I’ve had the privilege of crewing on other people’s boats extensively on the East, West, and Gulf coasts and several lakes and rivers across America. I’ve also had international racing experiences in or to Mexico, the Caribbean, Bermuda, and England. I learned very early in my crewing career that if you have some skill, cheerfully volunteer to assist in maintenance, and (most importantly) reliably show up then further opportunities and referrals easily come your way. In many ways I had it dialed in perfectly: I got to do my favorite activity, at little personal expense, and I was appreciated by the boat owner. Our relationship was a benefit to both of us. Until recently however, I never joined a yacht club. In hindsight, that was wrong.
I rationalized that only boat owners need to be members. I thought my use of yacht club facilities (launches, showers, bars, restaurants, etc.), purchase of club-branded shirts, participation in racing, social, and educational events were all necessary for “my” boat owners to take advantage of their yacht club privileges and any personal benefit I received was a show of appreciation from the boat owners.
I now realize that while I had been giving and taking with the boat owner, my relationship with the yacht club had been one-way. I further realized that yacht clubs are the community that enables my favorite activity. You see, without a club there is no racing as it takes more than one boat to have a race. It takes more than one boat crew to have a social event. It takes several interested sailors to attract an educational speaker.
Because of the Arizona Yacht Club, we can get our feet wet in the desert even when there is snow and ice on boats elsewhere in the country. How many people can say that? The racing is well run and competitive, the race committee boats and marks are of high quality, and the opportunities to network and learn with likeminded sailors is unique for the area.
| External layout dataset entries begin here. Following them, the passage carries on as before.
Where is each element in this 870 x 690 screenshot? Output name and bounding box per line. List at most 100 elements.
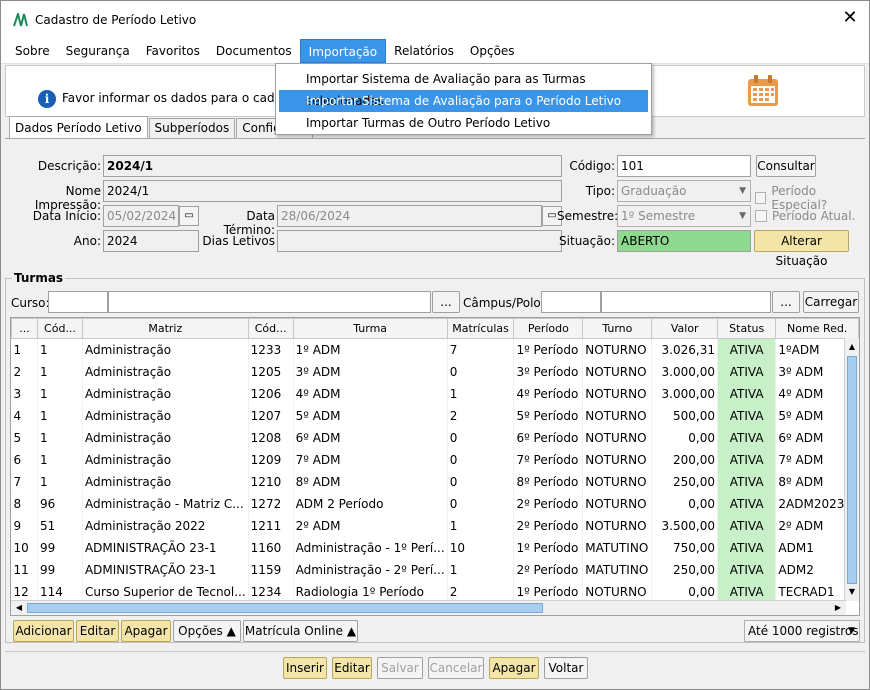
menu-relatorios[interactable]: Relatórios [386,39,462,63]
inserir-button[interactable]: Inserir [283,657,327,679]
menu-opcoes[interactable]: Opções [462,39,523,63]
table-row[interactable]: 3 1 Administração 1206 4º ADM 1 4º Período NOTU… [11,382,859,405]
col-header-matriz[interactable]: Matriz [81,318,249,339]
alterar-situacao-button[interactable]: Alterar Situação [754,230,849,268]
col-header-turma[interactable]: Turma [292,318,448,339]
apagar-button[interactable]: Apagar [489,657,539,679]
descricao-field[interactable]: 2024/1 [103,155,562,177]
col-header-cod-turma[interactable]: Cód... [247,318,294,339]
table-row[interactable]: 9 51 Administração 2022 1211 2º ADM 1 2º Perío… [11,514,859,537]
table-cell: 96 [37,492,83,515]
nome-impressao-field[interactable]: 2024/1 [103,180,562,202]
vertical-scrollbar[interactable]: ▲ ▼ [844,338,859,601]
curso-name-field[interactable] [108,291,431,313]
curso-code-field[interactable] [48,291,108,313]
table-row[interactable]: 10 99 ADMINISTRAÇÃO 23-1 1160 Administração … [11,536,859,559]
editar-button[interactable]: Editar [332,657,372,679]
turmas-title: Turmas [12,271,66,285]
col-header-periodo[interactable]: Período [513,318,584,339]
table-row[interactable]: 11 99 ADMINISTRAÇÃO 23-1 1159 Administração … [11,558,859,581]
periodo-atual-checkbox[interactable]: Período Atual. [755,209,855,223]
table-row[interactable]: 4 1 Administração 1207 5º ADM 2 5º Período NOTU… [11,404,859,427]
data-termino-field[interactable]: 28/06/2024 [277,205,542,227]
menu-item-importar-avaliacao-periodo[interactable]: Importar Sistema de Avaliação para o Per… [279,90,648,112]
scroll-down-icon[interactable]: ▼ [845,585,859,599]
table-cell: 0 [447,426,515,449]
matricula-online-button[interactable]: Matrícula Online ▲ [243,620,358,642]
table-cell: 1160 [248,536,294,559]
table-row[interactable]: 6 1 Administração 1209 7º ADM 0 7º Período NOTU… [11,448,859,471]
salvar-button[interactable]: Salvar [377,657,423,679]
tab-subperiodos[interactable]: Subperíodos [148,118,236,138]
table-row[interactable]: 8 96 Administração - Matriz C... 1272 ADM 2 … [11,492,859,515]
table-row[interactable]: 7 1 Administração 1210 8º ADM 0 8º Período NOTU… [11,470,859,493]
tipo-select[interactable]: Graduação Semestral▼ [617,180,751,218]
ano-field[interactable]: 2024 [103,230,199,252]
cancelar-button[interactable]: Cancelar [428,657,484,679]
tab-dados-periodo[interactable]: Dados Período Letivo [9,116,148,138]
table-cell: 3 [11,382,39,405]
situacao-field: ABERTO [617,230,751,252]
col-header-cod-curso[interactable]: Cód... [37,318,83,339]
table-cell: 0,00 [651,492,718,515]
scroll-left-icon[interactable]: ◀ [12,601,26,615]
turmas-grid[interactable]: ... Cód... Matriz Cód... Turma Matrícula… [10,317,860,616]
data-inicio-calendar-icon[interactable]: ▭ [179,206,199,226]
scroll-right-icon[interactable]: ▶ [831,601,845,615]
campus-code-field[interactable] [541,291,601,313]
table-row[interactable]: 1 1 Administração 1233 1º ADM 7 1º Período NOTU… [11,338,859,361]
menu-sobre[interactable]: Sobre [7,39,58,63]
table-cell: ATIVA [717,514,777,537]
table-cell: 1207 [248,404,294,427]
consultar-button[interactable]: Consultar [756,155,816,177]
voltar-button[interactable]: Voltar [544,657,588,679]
col-header-matriculas[interactable]: Matrículas [446,318,515,339]
table-cell: ADM 2 Período [293,492,448,515]
col-header-valor[interactable]: Valor [651,318,718,339]
col-header-turno[interactable]: Turno [582,318,653,339]
table-cell: NOTURNO [582,404,653,427]
menu-item-importar-avaliacao-turmas[interactable]: Importar Sistema de Avaliação para as Tu… [279,68,648,108]
scroll-thumb[interactable] [847,356,857,584]
campus-lookup-button[interactable]: ... [772,291,800,313]
adicionar-button[interactable]: Adicionar [13,620,74,642]
table-cell: Administração - Matriz C... [82,492,249,515]
curso-lookup-button[interactable]: ... [432,291,460,313]
nome-impressao-label: Nome Impressão: [34,184,101,212]
table-cell: 0 [447,360,515,383]
col-header-status[interactable]: Status [716,318,777,339]
data-inicio-label: Data Início: [32,209,101,223]
table-cell: 5º Período [513,404,584,427]
scroll-thumb[interactable] [27,603,543,613]
menu-documentos[interactable]: Documentos [208,39,300,63]
semestre-select[interactable]: 1º Semestre ▼ [617,205,751,227]
table-row[interactable]: 5 1 Administração 1208 6º ADM 0 6º Período NOTU… [11,426,859,449]
dias-letivos-field[interactable] [277,230,562,252]
table-cell: 2 [11,360,39,383]
col-header-index[interactable]: ... [11,318,39,339]
col-header-nome-red[interactable]: Nome Red. [775,318,859,339]
table-row[interactable]: 2 1 Administração 1205 3º ADM 0 3º Período NOTU… [11,360,859,383]
menu-favoritos[interactable]: Favoritos [138,39,208,63]
editar-grid-button[interactable]: Editar [76,620,119,642]
table-cell: ATIVA [717,338,777,361]
menu-item-importar-turmas[interactable]: Importar Turmas de Outro Período Letivo [279,112,648,134]
menu-seguranca[interactable]: Segurança [58,39,138,63]
carregar-button[interactable]: Carregar [803,291,859,313]
limit-select[interactable]: Até 1000 registros ▼ [744,620,860,642]
table-cell: 500,00 [651,404,718,427]
periodo-especial-checkbox[interactable]: Período Especial? [755,184,869,212]
table-cell: Administração [82,382,249,405]
table-cell: 99 [37,558,83,581]
opcoes-button[interactable]: Opções ▲ [173,620,241,642]
apagar-grid-button[interactable]: Apagar [121,620,171,642]
close-icon[interactable]: ✕ [841,9,859,27]
horizontal-scrollbar[interactable]: ◀ ▶ [11,600,846,615]
menu-importacao[interactable]: Importação [299,38,387,63]
table-cell: 1 [11,338,39,361]
campus-name-field[interactable] [601,291,771,313]
scroll-up-icon[interactable]: ▲ [845,340,859,354]
codigo-label: Código: [569,159,615,173]
data-inicio-field[interactable]: 05/02/2024 [103,205,179,227]
codigo-field[interactable]: 101 [617,155,751,177]
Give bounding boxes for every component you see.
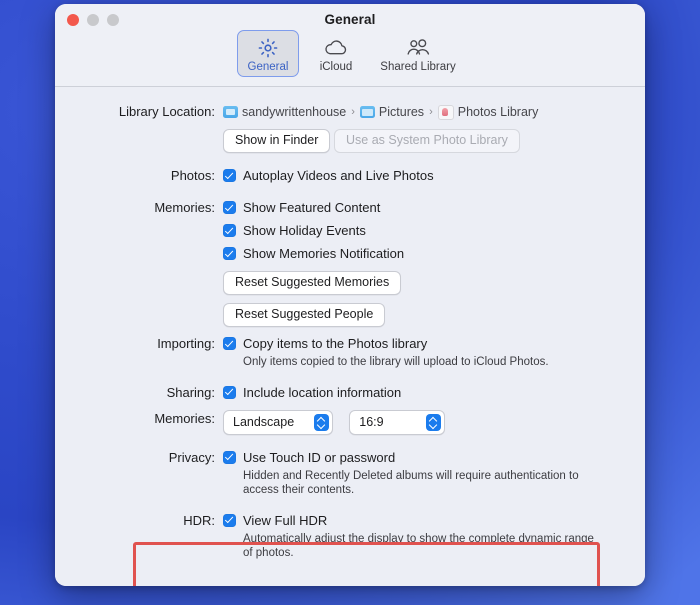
row-sharing-memories: Memories: Landscape 16:9 — [55, 409, 645, 435]
checkbox-show-memories-notification[interactable]: Show Memories Notification — [223, 245, 645, 263]
privacy-caption: Hidden and Recently Deleted albums will … — [243, 469, 579, 497]
breadcrumb: sandywrittenhouse › Pictures › Photos Li… — [223, 103, 645, 121]
checkbox-view-full-hdr[interactable]: View Full HDR — [223, 512, 645, 530]
library-location-label: Library Location: — [118, 104, 215, 119]
reset-suggested-memories-button[interactable]: Reset Suggested Memories — [223, 271, 402, 295]
checkbox-icon[interactable] — [223, 201, 236, 214]
row-privacy: Privacy: Use Touch ID or password Hidden… — [55, 449, 645, 498]
home-folder-icon — [223, 106, 238, 118]
photos-label: Photos: — [170, 168, 215, 183]
hdr-caption: Automatically adjust the display to show… — [243, 532, 594, 560]
people-icon — [405, 35, 431, 60]
memories-aspect-select[interactable]: 16:9 — [349, 409, 446, 435]
checkbox-icon[interactable] — [223, 450, 236, 464]
importing-label: Importing: — [157, 336, 215, 351]
checkbox-icon[interactable] — [223, 337, 236, 350]
show-in-finder-button[interactable]: Show in Finder — [223, 129, 331, 153]
breadcrumb-separator: › — [351, 106, 355, 118]
gear-icon — [257, 35, 279, 60]
tab-icloud-label: iCloud — [319, 61, 353, 73]
chevron-up-down-icon[interactable] — [314, 413, 329, 431]
checkbox-show-holiday-events-label: Show Holiday Events — [243, 223, 366, 238]
checkbox-icon[interactable] — [223, 385, 236, 399]
privacy-label: Privacy: — [168, 449, 215, 465]
breadcrumb-item-user[interactable]: sandywrittenhouse — [223, 103, 346, 121]
checkbox-icon[interactable] — [223, 247, 236, 260]
preferences-toolbar: General iCloud Shared Library — [55, 30, 645, 77]
checkbox-include-location-label: Include location information — [243, 384, 402, 400]
preferences-content: Library Location: sandywrittenhouse › Pi… — [55, 87, 645, 586]
tab-general[interactable]: General — [237, 30, 299, 77]
checkbox-autoplay-videos[interactable]: Autoplay Videos and Live Photos — [223, 167, 645, 185]
photos-preferences-window: General General iCloud Shared Library Li… — [55, 4, 645, 586]
row-library-buttons: Show in Finder Use as System Photo Libra… — [55, 129, 645, 153]
importing-caption: Only items copied to the library will up… — [243, 356, 549, 368]
tab-general-label: General — [247, 61, 289, 73]
use-as-system-photo-library-button: Use as System Photo Library — [334, 129, 520, 153]
breadcrumb-item-pictures[interactable]: Pictures — [359, 103, 425, 121]
memories-orientation-value: Landscape — [233, 415, 295, 429]
photos-library-icon — [437, 104, 454, 120]
checkbox-icon[interactable] — [223, 169, 236, 182]
memories-orientation-select[interactable]: Landscape — [223, 409, 333, 435]
sharing-label: Sharing: — [166, 384, 215, 400]
breadcrumb-item-pictures-label: Pictures — [378, 105, 425, 119]
checkbox-icon[interactable] — [223, 224, 236, 237]
checkbox-include-location[interactable]: Include location information — [223, 384, 645, 402]
checkbox-show-holiday-events[interactable]: Show Holiday Events — [223, 222, 645, 240]
breadcrumb-separator: › — [429, 106, 433, 118]
tab-shared-library-label: Shared Library — [380, 61, 456, 73]
memories-label: Memories: — [154, 200, 215, 215]
chevron-up-down-icon[interactable] — [426, 413, 442, 431]
checkbox-copy-items-label: Copy items to the Photos library — [243, 336, 428, 351]
cloud-icon — [324, 35, 348, 60]
row-library-location: Library Location: sandywrittenhouse › Pi… — [55, 103, 645, 121]
row-photos: Photos: Autoplay Videos and Live Photos — [55, 167, 645, 185]
breadcrumb-item-photos-library-label: Photos Library — [457, 105, 539, 119]
row-memories: Memories: Show Featured Content Show Hol… — [55, 199, 645, 327]
checkbox-view-full-hdr-label: View Full HDR — [243, 512, 328, 528]
breadcrumb-item-photos-library[interactable]: Photos Library — [437, 103, 539, 121]
tab-shared-library[interactable]: Shared Library — [373, 30, 463, 77]
hdr-label: HDR: — [183, 512, 215, 528]
checkbox-icon[interactable] — [223, 513, 236, 527]
library-buttons: Show in Finder Use as System Photo Libra… — [223, 129, 645, 153]
tab-icloud[interactable]: iCloud — [305, 30, 367, 77]
window-title: General — [324, 12, 376, 27]
row-importing: Importing: Copy items to the Photos libr… — [55, 335, 645, 370]
window-titlebar: General General iCloud Shared Library — [55, 4, 645, 87]
reset-suggested-people-button[interactable]: Reset Suggested People — [223, 303, 386, 327]
checkbox-copy-items[interactable]: Copy items to the Photos library — [223, 335, 645, 353]
sharing-memories-label: Memories: — [154, 410, 215, 426]
checkbox-use-touch-id-label: Use Touch ID or password — [243, 449, 396, 465]
folder-icon — [359, 106, 375, 118]
row-hdr: HDR: View Full HDR Automatically adjust … — [55, 512, 645, 561]
checkbox-show-featured-content[interactable]: Show Featured Content — [223, 199, 645, 217]
row-sharing: Sharing: Include location information — [55, 384, 645, 402]
checkbox-use-touch-id[interactable]: Use Touch ID or password — [223, 449, 645, 467]
breadcrumb-item-user-label: sandywrittenhouse — [242, 105, 347, 119]
library-location-value: sandywrittenhouse › Pictures › Photos Li… — [223, 103, 645, 121]
checkbox-autoplay-videos-label: Autoplay Videos and Live Photos — [243, 168, 434, 183]
checkbox-show-featured-content-label: Show Featured Content — [243, 200, 381, 215]
checkbox-show-memories-notification-label: Show Memories Notification — [243, 246, 405, 261]
memories-aspect-value: 16:9 — [359, 415, 384, 429]
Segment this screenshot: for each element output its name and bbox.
Chances are, if you are a long-time crew, you’ve thought about joining the AYC and then rationalized it away as I once did. For those who have since become members, thank you! If not, please reconsider: AYC needs your membership to strengthen our desert sailing community. Compared to other places I’ve sailed, AYC member financial obligations are downright cheap. The reciprocal privileges are fantastic. Participation on committees and helping with events are personal growth opportunities and will make you feel good. I know I do.
Thank you for considering my message and I’ll see you on the water,
Peter Lehrach AYC Secretary
AYC Member since 2012 (602.741.2016)
Here’s a link to the 2013 calendar for the Southern California Yachting Association, which includes the Arizona Yacht Club.
Martin Lorch spotted this interesting story in the Business Journal: plans for a new, huge facility on the south shore of Tempe Town Lake. The million square foot campus for State Farm insurance would employ 5,00-7,000. Good news? Possible sailors, I guess.